Our children in residential have almost all been wounded early in life, during the formation of the lower, bodily, emotional and danger response parts of their brains. And, the early patterns that they have established are that people hurt you and leave you. This is what we need to change, before we can work with the thinking, verbal part of the brain. We want to change their expectations of other humans. We want to pair human contact with positive emotions and good results, to undo that old pairing of human contact and pain.In order to reach the lower part of the brain to change it, we have to engage it. And how do we do that? We involved the child in physical activities with movement and rhythm. These could include music, dance, drumming, rocking, swings, planting a garden, massage, shoveling snow. And, we pair these activities with positive interactions with other people. We make sure they are fun and engaging and done in connection with adults.

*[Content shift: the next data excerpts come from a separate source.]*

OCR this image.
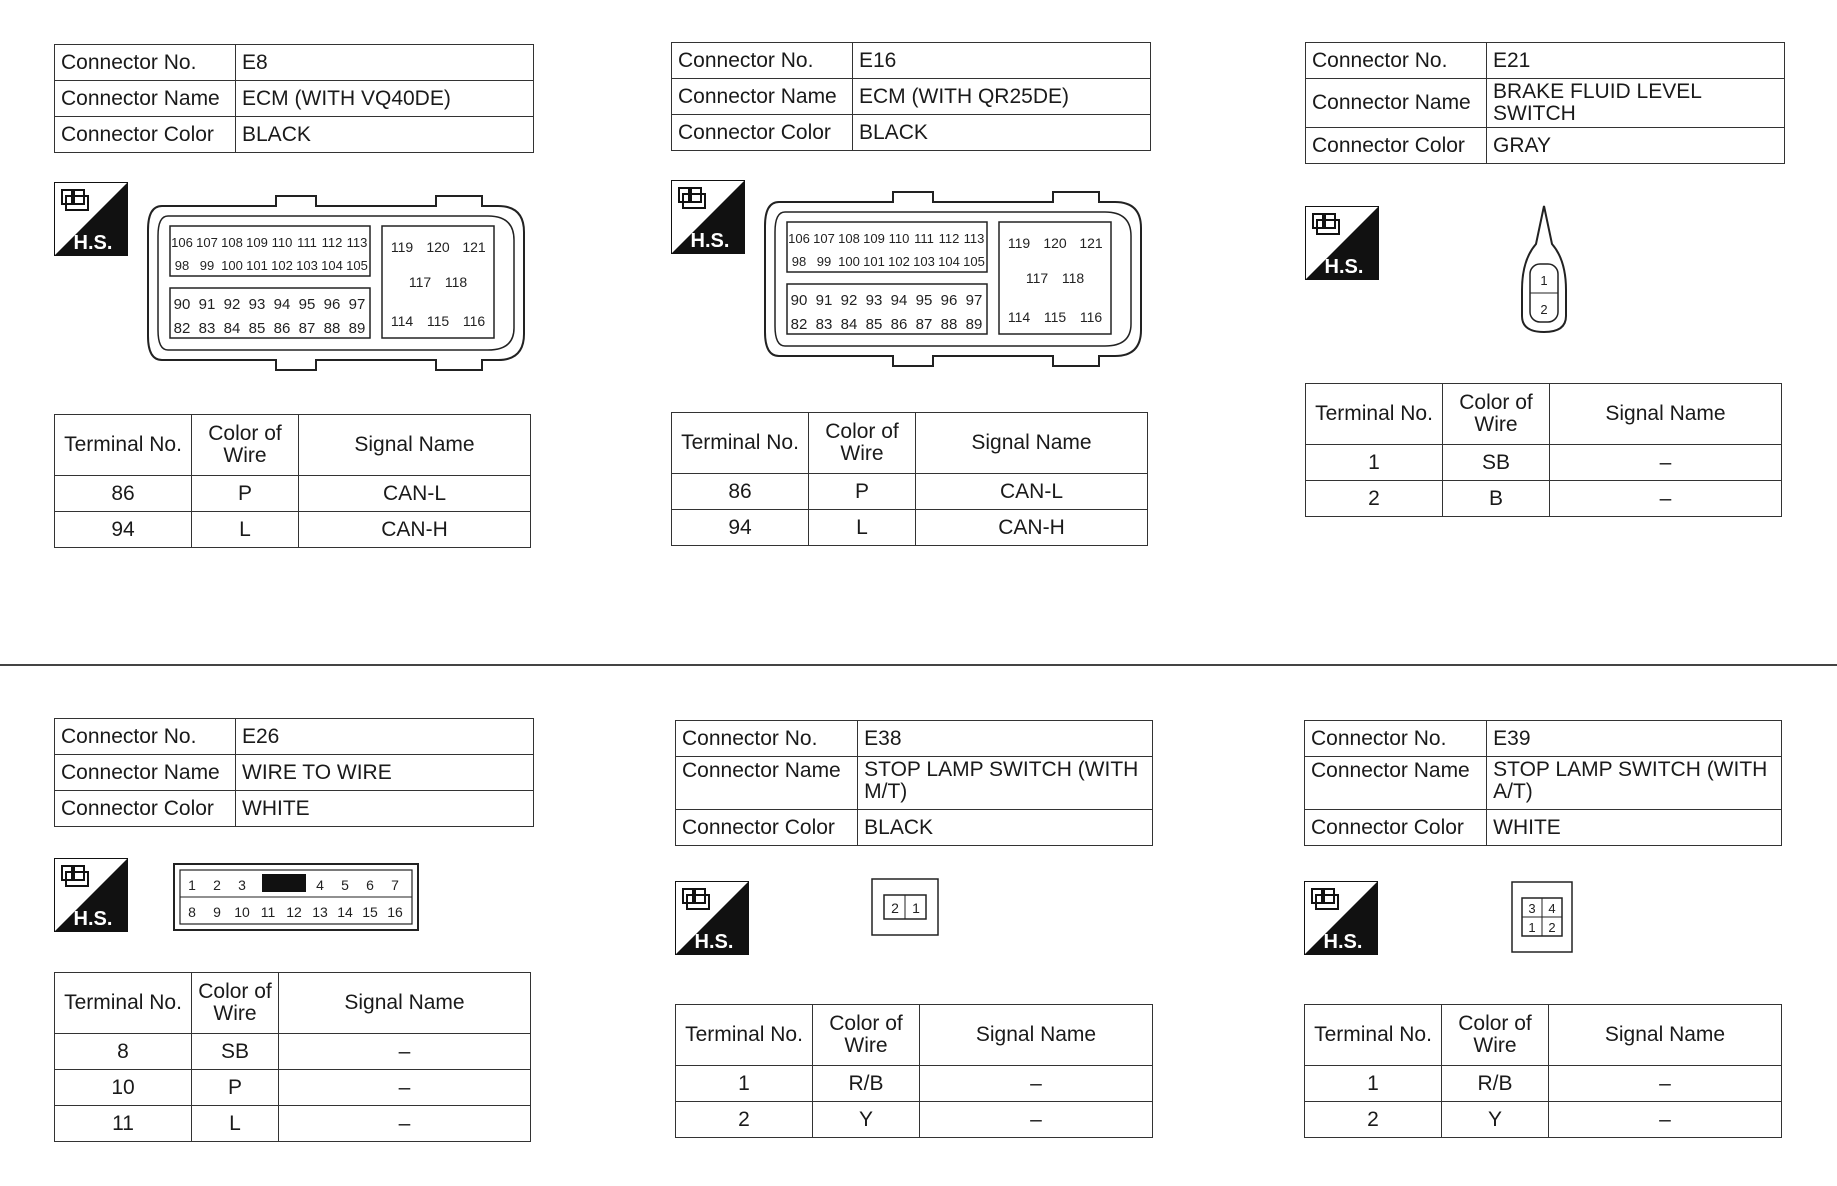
Connector No.	E8
Connector Name	ECM (WITH VQ40DE)
Connector Color	BLACK
H.S.	106 107 108 109 110 111 112 113
98 99 100 101 102 103 104 105
90 91 92 93 94 95 96 97
82 83 84 85 86 87 88 89
119 120 121
117 118
114 115 116
Terminal No.	Color of Wire	Signal Name
86	P	CAN-L
94	L	CAN-H
Connector No.	E16
Connector Name	ECM (WITH QR25DE)
Connector Color	BLACK
H.S.	106 107 108 109 110 111 112 113
98 99 100 101 102 103 104 105
90 91 92 93 94 95 96 97
82 83 84 85 86 87 88 89
119 120 121
117 118
114 115 116
Terminal No.	Color of Wire	Signal Name
86	P	CAN-L
94	L	CAN-H
Connector No.	E21
Connector Name	BRAKE FLUID LEVEL SWITCH
Connector Color	GRAY
H.S.
1
2
Terminal No.	Color of Wire	Signal Name
1	SB	–
2	B	–
Connector No.	E26
Connector Name	WIRE TO WIRE
Connector Color	WHITE
H.S.
1 2 3	4 5 6 7
8 9 10 11 12 13 14 15 16
Terminal No.	Color of Wire	Signal Name
8	SB	–
10	P	–
11	L	–
Connector No.	E38
Connector Name	STOP LAMP SWITCH (WITH M/T)
Connector Color	BLACK
H.S.
2 1
Terminal No.	Color of Wire	Signal Name
1	R/B	–
2	Y	–
Connector No.	E39
Connector Name	STOP LAMP SWITCH (WITH A/T)
Connector Color	WHITE
H.S.
3 4
1 2
Terminal No.	Color of Wire	Signal Name
1	R/B	–
2	Y	–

Do you see the implications of this? We have always maintained in our training that the daily life in the milieu and the relationships with the mental health workers are powerful forces for change. Now we can see even more clearly that having fun with the kids in physically engaged, active ways, is the very thing we have to do in order to change their brains. And now we can do this more planfully and with targeted goals.
Another implication is this. As we know, our kids are acutely perceptive about other people’s moods and emotions. This also reflects their earliest brain development. They had to develop this perceptivity to stay alive and anticipate the next dangerous event. So they will know if the adult is actually engaged with them, actually having fun and feeling positive and affectionate. If the adult is distant, sarcastic, punishing or distracted and texting on their phone this will not change the brain. In fact, this will confirm and further strengthen the patterns already established. So, in order to be successful in our change process, we need to take good care of our staff, so that they feel energetic, hopeful and available.
Isn’t this amazing? It turns out that having a lot of playful, energetic, engaged fun with the kids is the best thing we could possibly do! Get out that Wii and play Dance, Dance Revolution, and make sure the staff dance too, and laugh a lot…. Do it again and again. And you will be changing brains.